The inaugural event is inspired by the loss experienced by one family and a team of people determined to help.
A year and a half ago David and Elizabeth Grzelak's lives would change forever when their 17 year old son, also named David, passed away by suicide.
"With their son, he started to struggle with anxiety and eventually led to suicidal ideations and depression," says David Grzelak, David’s father. "He didn't ask for it it was just something he was experiencing, and so we'd talk quite a bit about what he was going through and when he was having a dark time he would raise his hand he'd ask to be hospitalized when he didn't trust his thought processes. We were in and out of 7-8 different hospitals at this time."
The Grzelaks say that there were no apparent reasons to cause David's depression and anxiety.
"He loved his family and his friends; he was a good looking, beautiful boy, who had lots of dates, lots of friends and was athletic,” said Grzelak. "He just had suicidal thoughts and depression and anxiety that weren't explainable."
And, for the most part, the Grzelak's, like many families, kept David's struggles hidden.
"We thought that we were protecting him and protecting his youth his childhood, his story, we were wrong. I think now, the best way we can honor him, honor his story and his legacy is by being open, and hopefully, other people can see that, and see that there is no embarrassment or shame," says Elizabeth, Davids mother.
After he died, the Grzelaks began talking to everyone about David's story and started a fund for mental health research at the OSU Wexner Medical Center.
"We're extremely proud of how David fought and proud to be his parents,” says Elizabeth. "And proud now to have a voice in this discussion."
A discussion that the Grzelaks are helping to bring to the stage in a new music festival called Wonderbus.
Grzelak is a managing partner at the marketing company The Shipyard. The promoters of Cleveland's Laurel Live festival, came to Grzelak and his partner Rick Milenthal, to do something similar in Columbus. Music with a mission.
"In mental health, words matter, what we do matters,” says CEO of The Shipyard, Rick Milenthal. "Communication matters, words can inspire, or they can demoralize. So we felt we could have a role.”
Milenthal says he wants the two-day music festival to help entertain and encourage conversations.

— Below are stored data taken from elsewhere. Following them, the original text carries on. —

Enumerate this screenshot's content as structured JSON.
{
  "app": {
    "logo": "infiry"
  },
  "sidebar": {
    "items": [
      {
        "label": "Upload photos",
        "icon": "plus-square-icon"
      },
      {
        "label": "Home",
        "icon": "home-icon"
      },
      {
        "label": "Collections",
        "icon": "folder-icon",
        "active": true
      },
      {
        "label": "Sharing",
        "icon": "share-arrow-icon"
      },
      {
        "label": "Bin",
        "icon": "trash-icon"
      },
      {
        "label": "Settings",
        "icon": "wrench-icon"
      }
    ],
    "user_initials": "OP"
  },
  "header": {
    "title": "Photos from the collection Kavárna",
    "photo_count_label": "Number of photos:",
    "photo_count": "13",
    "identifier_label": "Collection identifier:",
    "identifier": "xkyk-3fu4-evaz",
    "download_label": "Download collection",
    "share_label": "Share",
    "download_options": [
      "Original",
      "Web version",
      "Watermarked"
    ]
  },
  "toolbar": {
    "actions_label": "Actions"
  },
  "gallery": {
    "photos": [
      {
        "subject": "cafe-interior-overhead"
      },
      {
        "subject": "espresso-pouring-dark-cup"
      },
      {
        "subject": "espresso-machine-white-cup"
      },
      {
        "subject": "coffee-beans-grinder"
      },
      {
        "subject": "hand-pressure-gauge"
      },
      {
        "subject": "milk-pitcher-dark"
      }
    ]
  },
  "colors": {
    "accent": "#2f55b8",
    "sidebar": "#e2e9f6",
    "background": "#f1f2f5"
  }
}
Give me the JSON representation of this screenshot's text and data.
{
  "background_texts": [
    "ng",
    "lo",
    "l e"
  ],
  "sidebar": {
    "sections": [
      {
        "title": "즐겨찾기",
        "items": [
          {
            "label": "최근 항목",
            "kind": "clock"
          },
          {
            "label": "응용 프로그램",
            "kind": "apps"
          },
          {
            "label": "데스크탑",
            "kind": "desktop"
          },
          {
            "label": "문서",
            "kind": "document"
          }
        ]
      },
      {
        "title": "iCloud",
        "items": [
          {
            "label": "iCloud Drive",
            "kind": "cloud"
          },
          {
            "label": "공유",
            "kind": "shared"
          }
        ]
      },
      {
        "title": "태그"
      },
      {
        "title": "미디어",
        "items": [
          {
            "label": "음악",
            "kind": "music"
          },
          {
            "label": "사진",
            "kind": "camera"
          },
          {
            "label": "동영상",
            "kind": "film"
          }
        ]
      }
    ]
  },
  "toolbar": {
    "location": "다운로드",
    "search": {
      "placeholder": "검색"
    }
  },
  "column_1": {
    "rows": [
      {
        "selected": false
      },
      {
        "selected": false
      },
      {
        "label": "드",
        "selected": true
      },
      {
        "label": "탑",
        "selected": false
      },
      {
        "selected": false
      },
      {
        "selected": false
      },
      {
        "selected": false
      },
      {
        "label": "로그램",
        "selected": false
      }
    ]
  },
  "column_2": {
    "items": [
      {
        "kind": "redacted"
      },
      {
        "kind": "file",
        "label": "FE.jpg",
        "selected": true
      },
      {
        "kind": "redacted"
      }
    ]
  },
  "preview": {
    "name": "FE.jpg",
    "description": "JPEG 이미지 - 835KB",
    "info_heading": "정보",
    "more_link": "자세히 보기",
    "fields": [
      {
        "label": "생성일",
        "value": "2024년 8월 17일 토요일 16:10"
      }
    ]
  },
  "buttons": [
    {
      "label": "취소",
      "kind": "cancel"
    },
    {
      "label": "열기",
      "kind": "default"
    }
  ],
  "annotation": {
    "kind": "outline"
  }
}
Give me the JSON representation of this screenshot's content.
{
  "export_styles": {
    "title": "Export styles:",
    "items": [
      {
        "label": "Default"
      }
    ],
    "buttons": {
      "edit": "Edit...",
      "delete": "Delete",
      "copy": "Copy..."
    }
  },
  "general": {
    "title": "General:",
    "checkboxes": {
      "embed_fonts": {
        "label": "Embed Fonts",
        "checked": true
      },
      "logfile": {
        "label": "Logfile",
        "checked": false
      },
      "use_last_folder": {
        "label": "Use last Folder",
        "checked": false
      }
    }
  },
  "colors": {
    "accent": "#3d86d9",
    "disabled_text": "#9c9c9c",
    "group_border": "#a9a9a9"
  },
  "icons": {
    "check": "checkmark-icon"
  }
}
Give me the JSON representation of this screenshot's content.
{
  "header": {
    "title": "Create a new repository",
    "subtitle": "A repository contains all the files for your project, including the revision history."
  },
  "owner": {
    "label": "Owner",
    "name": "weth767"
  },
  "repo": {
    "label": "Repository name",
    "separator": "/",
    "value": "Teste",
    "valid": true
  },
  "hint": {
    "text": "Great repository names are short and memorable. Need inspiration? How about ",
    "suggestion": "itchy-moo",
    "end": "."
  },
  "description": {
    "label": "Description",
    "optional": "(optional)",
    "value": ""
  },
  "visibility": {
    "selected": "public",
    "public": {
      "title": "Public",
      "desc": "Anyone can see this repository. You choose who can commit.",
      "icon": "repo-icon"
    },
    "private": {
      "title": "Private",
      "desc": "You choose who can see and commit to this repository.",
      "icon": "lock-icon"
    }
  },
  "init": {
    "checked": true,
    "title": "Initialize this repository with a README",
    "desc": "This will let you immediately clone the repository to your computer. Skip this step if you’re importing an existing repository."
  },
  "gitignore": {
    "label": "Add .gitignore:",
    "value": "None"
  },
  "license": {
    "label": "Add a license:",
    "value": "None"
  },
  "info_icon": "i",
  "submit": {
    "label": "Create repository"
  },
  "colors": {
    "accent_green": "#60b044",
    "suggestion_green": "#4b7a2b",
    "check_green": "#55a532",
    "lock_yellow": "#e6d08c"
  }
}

"You are getting these groups of people together at a place where they're going to have fun,” says Milenthal.
"The music is excellent; the lineup is terrific, one of the best inaugural lineups you can have in music. And in that space, in which they're relaxed, music unifies, we're going to talk about suicide and depression."
The Shipyard creatives worked with OSU Wexner Medical Center to develop the messaging and resources, including the hashtag la la la – it stands for listen, ask, love, act, link, advocate.
"Before the Grzelak's loss, this was numbers, statistics right? You knew about it intellectually,” says Milenthal. "When this happened, it was family. And you know, family inspires you."
Wonderbus is located on the lawn of CAS in Columbus. The scientific data company says that the mission of the event fits its mission.
"CAS, but for the purpose of supporting mental health issues in central Ohio, we would not be hosting Wonderbus this weekend,” says Michael Dennis, VP of CAS. "Because we are, we were able to donate the land, and a significant portion of the proceeds, to the Ohio State University Wexner Medical Center."
A portion of Wonderbus tickets sales, at least a minimum of 50,000 has been pledged to OSU Wexner for research into depression and suicide. Milenthal says that his employees have rallied around the Grzelaks and this new goal.
"This is a catalyst for our company, and it gives us meaning beyond the wonderful clients we have. And it's immeasurable," says Milenthal.
For the Grzelak’s, they hope their efforts in David's name save lives and encourage others.
"We're not medical experts, and we have lots of regrets that we can never do anything about, but I think the one thing we can advise people is to reach out, lean on the support of others," says Grzelak.